L’intégralité de la plante (fleur, feuille, racine...) était potentiellement utile, fraîche ou le plus souvent séchée, seule ou en mélange avec d'autres espèces. L'utilisation des simples a longtemps été l'apanage des communautés religieuses qui cultivaient des plantes médicinales. Le responsable de la récolte des simples et de la préparation des remèdes pour la communauté religieuse s'appelait "apothicarius" ce qui donnera plus tard le nom d'apothicaire. Un jardin des simples a été reconstitué à Plazac à partir d'écrits du Moyen Âge (Capitulaire de Villis établi sous Charlemagne).
Le jardin médiéval de Plazac :

Près de l'église Saint Martin, au pied des remparts du château des Evêques de Périgueux, un jardin des simples regroupe dans différents massifs des herbes aromatiques (ciboule, estragon, thym, coriandre, basilic, persil...) ou médicinales organisées en fonction de leur usage. On trouve ainsi :

► LES PLANTES VULNÉRAIRES OU CICATRISANTES:

la consoude (Symphytum officinale ) assurait la cicatrisation mais était également utilisée en cas d'entorses, fractures ou douleurs articulaires.
 

l'achilée millefeuille pour stopper les saignements et cicatriser les plaies. Attention à ne pas confondre avec une plante très dangereuse, la cigüe !
 

le millepertuis (Hypericum perforatum) pour soigner les brûlures superficielles.
 

le plantain purificateur du sang, des poumons et de l'estomac.
 
l'aigremoine (Agrimonia eupatoria) cicatrisante et désinfectante, utilisée pour traiter les contusions et les petites plaies par son action hémostatique.
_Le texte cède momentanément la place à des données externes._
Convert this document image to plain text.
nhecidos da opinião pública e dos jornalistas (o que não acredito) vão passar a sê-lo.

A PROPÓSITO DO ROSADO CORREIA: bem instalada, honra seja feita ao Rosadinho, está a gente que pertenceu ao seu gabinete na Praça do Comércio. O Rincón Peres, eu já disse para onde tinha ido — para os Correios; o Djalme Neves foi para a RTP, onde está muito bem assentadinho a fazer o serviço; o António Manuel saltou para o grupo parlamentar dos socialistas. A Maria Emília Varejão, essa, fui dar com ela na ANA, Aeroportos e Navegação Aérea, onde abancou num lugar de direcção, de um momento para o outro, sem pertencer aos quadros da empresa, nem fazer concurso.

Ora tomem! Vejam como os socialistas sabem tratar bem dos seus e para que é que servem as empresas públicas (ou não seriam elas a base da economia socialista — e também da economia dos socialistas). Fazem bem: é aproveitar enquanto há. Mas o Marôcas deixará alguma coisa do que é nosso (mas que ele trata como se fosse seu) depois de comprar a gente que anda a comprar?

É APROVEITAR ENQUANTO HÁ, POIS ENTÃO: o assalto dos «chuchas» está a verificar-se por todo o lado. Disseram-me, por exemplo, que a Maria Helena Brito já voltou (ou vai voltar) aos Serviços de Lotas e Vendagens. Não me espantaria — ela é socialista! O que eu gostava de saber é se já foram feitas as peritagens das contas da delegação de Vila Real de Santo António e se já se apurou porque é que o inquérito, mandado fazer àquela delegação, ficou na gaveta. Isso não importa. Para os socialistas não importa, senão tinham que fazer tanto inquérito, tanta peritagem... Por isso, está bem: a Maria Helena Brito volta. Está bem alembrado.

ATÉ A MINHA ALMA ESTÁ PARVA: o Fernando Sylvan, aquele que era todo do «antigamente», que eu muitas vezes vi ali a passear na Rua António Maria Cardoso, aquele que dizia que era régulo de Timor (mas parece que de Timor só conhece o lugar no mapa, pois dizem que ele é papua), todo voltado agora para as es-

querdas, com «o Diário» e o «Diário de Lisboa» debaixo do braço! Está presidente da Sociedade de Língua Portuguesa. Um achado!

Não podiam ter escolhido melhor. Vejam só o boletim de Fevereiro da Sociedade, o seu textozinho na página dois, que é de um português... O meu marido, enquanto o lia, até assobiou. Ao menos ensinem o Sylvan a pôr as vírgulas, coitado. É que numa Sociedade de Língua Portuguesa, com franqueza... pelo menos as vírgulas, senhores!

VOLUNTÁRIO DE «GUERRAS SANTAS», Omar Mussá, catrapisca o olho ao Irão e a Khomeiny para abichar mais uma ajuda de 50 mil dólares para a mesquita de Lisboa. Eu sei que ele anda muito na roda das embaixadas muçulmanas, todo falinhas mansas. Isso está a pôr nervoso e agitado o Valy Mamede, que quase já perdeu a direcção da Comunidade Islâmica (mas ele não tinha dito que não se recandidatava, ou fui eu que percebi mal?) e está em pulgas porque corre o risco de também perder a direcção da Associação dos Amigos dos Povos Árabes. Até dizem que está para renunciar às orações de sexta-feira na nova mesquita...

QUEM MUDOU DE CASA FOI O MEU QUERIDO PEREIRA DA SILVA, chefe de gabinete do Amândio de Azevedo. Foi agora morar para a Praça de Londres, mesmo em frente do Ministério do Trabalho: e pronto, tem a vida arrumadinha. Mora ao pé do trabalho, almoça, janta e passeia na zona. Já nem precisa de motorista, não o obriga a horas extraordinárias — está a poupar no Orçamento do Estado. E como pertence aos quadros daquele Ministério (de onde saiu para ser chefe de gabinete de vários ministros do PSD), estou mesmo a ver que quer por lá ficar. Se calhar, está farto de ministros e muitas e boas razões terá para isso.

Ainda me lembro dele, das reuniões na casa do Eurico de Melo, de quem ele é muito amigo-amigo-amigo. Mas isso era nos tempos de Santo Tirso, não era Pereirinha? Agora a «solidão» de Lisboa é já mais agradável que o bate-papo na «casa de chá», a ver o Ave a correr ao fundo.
L’aigremoine a également des propriétés anti-inflammatoire et antitussives : tonique des muqueuses de la bouche et de la gorge, cette plante est utile en gargarisme dans le cas de toux sèches, de maux de gorge ou de début d’angine mais également pour traiter les aphtes et les stomatites.
 

la mélisse (Melissa officinalis) connue pour ses propriétés anti-inflammatoires, antiseptiques et antiparasitaires.
 

la joubarbe Sempervivum reconnaissable à sa forme d'artichaut, efficace contre les brûlures, furoncles et cors, la joubarbe possède des propriétés cicatrisantes et apaisantes.
 

la bourrache (Borago officinalis) utilisée pour traiter les maladies de peau, mais aussi efficace sur les symptômes de la polyarthrite rhumatoïde, notamment sur la douleur, l’enflure et les raideurs des articulations .
 
► POUR LES MALADIES DES FEMMES :

censée arrêter les montées de lait, cette plante, comme la rue, était souvent utilisée comme abortif.
 
Toute ces plantes sont assez connues, mais celles présentes dans un autre massif sont plus inhabituelles :
► LES PLANTES "MAGIQUES": , des espèces extrêment toxiques, riches en alcaloides (scopolamine et atropine) des poisons potentiels à manipuler avec de grandes précautions.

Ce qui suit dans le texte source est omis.